「どうして自分にだけこんなことが起きるの?」と思ってしまう瞬間は誰にでもたくさんある。特に生きていて最も辛い時間を、今まさに過ごしていると思っている人にとっては、一層そう思えるだろう。生老病死がそうだし、貧しさや別れ、裏切り等もそうだ。僕こそ、そういう時間をたくさん経験してきたけれど、僕は「どうして僕だけ」という風には考えたことはなかった。「どうして自分にだけ」という考えは何も解決できない、最も良くない考え方だと思う。

 

「どうして自分だけ」と考えてしまうのは、人間の本能だ。人間ほど自己愛に凝り固まっている動物が他にあるだろうか。いつだったかに読んだ本で、フロイトは、人間がどんなに自己愛が強い存在であるかを説明するために、詩人であるウィルヘルム・ブッシュの歯痛の話を例にとりあげた。自分の奥歯が痛かったら、その小さな一点の中に全神経が集中するのが人間であり、その瞬間だけは、たとえ地球の反対側で地震が起きていても、自分の奥歯のほうが辛くて大変なことだと考えてしまうものだと。結局、人は世界で戦争が起きていようが、地球に終わりがこようが、自分に影響なければ、自分が今苦しんでいる歯痛のほうが問題だと感じてしまうんだ。

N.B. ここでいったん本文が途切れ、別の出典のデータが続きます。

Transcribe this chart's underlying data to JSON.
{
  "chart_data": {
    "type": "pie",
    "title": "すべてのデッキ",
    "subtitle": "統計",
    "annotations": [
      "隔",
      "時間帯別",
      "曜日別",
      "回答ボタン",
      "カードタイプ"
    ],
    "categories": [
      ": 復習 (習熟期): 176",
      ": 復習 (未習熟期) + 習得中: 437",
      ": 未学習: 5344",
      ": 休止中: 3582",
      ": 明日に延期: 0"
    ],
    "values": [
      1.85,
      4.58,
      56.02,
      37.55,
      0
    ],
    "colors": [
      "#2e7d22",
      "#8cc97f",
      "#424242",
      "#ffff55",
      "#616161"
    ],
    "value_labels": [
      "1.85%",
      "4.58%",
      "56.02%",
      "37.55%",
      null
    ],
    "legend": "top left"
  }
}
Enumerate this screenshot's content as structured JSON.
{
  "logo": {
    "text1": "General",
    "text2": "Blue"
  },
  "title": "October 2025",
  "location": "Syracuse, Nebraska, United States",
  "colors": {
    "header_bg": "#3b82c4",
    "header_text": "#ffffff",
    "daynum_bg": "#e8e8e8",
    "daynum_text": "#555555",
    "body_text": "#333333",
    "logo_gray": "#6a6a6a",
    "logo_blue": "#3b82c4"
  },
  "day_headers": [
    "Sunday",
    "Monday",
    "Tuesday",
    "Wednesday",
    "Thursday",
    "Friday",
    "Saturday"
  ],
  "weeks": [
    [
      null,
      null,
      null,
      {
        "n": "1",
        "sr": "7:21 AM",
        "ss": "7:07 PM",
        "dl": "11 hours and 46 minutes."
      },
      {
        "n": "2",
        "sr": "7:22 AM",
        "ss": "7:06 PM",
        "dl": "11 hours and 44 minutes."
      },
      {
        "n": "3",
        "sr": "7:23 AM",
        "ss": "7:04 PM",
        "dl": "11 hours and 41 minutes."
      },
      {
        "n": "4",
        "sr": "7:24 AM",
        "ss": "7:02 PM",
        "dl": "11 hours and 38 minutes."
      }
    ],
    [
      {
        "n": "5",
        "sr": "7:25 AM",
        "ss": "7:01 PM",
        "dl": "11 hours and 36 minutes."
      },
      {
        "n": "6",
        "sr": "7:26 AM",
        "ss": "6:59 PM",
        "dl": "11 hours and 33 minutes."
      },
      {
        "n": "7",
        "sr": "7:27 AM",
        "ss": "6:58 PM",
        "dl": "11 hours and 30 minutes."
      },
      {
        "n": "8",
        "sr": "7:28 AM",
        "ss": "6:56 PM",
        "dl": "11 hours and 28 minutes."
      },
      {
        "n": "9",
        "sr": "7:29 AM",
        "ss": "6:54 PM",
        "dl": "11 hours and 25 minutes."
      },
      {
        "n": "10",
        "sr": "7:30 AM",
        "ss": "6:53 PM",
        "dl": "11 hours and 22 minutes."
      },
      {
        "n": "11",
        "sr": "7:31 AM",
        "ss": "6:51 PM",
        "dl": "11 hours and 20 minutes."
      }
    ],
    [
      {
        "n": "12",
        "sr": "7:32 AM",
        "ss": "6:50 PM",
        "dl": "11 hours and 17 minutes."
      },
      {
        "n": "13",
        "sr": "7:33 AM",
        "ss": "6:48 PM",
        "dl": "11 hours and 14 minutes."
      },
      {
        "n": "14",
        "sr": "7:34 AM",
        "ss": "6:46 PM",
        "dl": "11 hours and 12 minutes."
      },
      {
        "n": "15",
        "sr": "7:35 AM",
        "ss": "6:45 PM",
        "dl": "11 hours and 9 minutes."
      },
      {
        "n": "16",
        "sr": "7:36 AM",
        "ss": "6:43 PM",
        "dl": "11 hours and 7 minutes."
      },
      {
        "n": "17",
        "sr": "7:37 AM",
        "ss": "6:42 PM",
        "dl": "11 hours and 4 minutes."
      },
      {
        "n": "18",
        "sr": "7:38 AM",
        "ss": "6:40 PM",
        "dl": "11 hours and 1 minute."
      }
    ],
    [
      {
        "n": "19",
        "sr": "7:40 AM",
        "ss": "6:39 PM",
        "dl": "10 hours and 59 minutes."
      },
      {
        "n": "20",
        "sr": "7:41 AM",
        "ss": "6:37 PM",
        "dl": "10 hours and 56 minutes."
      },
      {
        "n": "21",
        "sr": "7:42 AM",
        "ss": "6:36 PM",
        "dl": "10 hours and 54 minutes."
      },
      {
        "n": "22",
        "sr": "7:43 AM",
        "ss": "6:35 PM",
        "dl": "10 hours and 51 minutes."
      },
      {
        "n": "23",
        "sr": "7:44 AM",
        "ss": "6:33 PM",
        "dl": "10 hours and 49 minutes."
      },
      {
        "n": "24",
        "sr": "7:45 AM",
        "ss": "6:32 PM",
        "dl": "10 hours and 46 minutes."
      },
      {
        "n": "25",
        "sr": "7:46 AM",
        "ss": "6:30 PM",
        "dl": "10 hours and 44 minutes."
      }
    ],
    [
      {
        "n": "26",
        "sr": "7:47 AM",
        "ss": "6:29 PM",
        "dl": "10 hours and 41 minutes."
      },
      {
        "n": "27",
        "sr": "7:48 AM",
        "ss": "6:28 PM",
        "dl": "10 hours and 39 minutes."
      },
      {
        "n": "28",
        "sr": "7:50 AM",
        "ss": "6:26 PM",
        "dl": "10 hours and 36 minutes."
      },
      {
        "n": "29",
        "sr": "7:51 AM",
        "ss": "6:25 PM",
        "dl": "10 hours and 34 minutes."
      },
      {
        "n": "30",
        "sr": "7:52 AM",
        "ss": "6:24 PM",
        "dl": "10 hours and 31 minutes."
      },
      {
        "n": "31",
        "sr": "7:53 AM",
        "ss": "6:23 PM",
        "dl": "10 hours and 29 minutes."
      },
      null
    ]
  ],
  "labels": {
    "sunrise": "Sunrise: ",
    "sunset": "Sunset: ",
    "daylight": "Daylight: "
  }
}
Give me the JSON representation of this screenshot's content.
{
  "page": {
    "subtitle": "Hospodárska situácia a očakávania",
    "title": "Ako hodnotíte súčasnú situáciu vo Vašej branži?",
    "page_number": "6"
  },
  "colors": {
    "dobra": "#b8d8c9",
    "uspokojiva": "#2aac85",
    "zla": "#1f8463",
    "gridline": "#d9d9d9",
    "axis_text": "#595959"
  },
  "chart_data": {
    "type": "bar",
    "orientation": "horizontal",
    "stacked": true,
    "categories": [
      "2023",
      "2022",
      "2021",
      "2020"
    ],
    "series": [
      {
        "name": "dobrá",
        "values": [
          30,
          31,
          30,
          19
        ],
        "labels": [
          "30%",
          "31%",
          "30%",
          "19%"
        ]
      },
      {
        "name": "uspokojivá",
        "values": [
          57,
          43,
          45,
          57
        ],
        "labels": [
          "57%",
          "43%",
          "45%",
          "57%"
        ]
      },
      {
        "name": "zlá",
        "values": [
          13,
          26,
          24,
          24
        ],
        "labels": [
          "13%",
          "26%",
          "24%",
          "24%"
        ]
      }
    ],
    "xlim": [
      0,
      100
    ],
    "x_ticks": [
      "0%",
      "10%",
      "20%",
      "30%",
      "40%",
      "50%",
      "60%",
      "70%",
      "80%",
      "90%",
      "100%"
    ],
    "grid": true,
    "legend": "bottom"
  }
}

全くそのとおりだと思う。人は自分が大変なことを経験していると、他の人のことは見えないし、世の中の移り変わりにも興味はない。自分だけのオリジナルの不幸が見えるだけだ。

 

けれど苦痛をどのように考えるかによって、結果は本当に変わってくる。僕のような場合、「どうして僕だけ大変な思いをしないといけないの。」という考え方はしなかった。代わりに、誰でも経験しうることだと思っていた。実際そうでしょ?世界のすべての苦痛が一人にだけ集中することはない。それに、人間が想像できることは、何でも現実に起こる可能性があるから。

 

もちろん、耐えることは大変なことだ。僕みたいに苦痛を多く経験する人は、いつも辛い。苦痛というのは耐性がつくことがないから。痛くても、それでも考えることは、「これは自分の問題だから、結局自分が解決しなくちゃ。」ということだ。僕は辛くて死にそうでも、誰も僕のことを気にかけてくれない、と切なくなることはなかった。自分の苦痛を全身で痛感できる人間は、結局自分一人だけだからだ。

 

幼い時から、僕は人の助けを借りるのが好きじゃなかった。自分の問題は、自分で解決しなくてはならないと思っていた。そうでなければ、全く同じ状況に再び遭遇してしまう。僕がある一つの敵と戦わなくてはいけないのに、もしも誰かが代わりに戦って勝ってくれたとしても、それはインチキだ。僕が自分でぶつかって解決しなければ、その結果は絶対に自分のものにはならないのだから。

 

そして重要なのは、僕が苦痛と直接戦わずに、他人の助けを借りたり、逃げたりしたら、その一瞬は逃れることができたとしても、結局やり過ごすことができず、全く同じ状況に遭遇することになると知っているからだ。自然も一定の周期で巡ってくるように、人生も繰り返しだ。そして、苦痛に直面せず、一時的に回避しても、次また同じ状況にそのまま出会ってしまうんだ。だからどんなに大変なことでも、直面することが重要だ。そうすれば勝っても負けても、どんな結果になっても、次に同じ状況が繰り返された時、前に進むことができるから。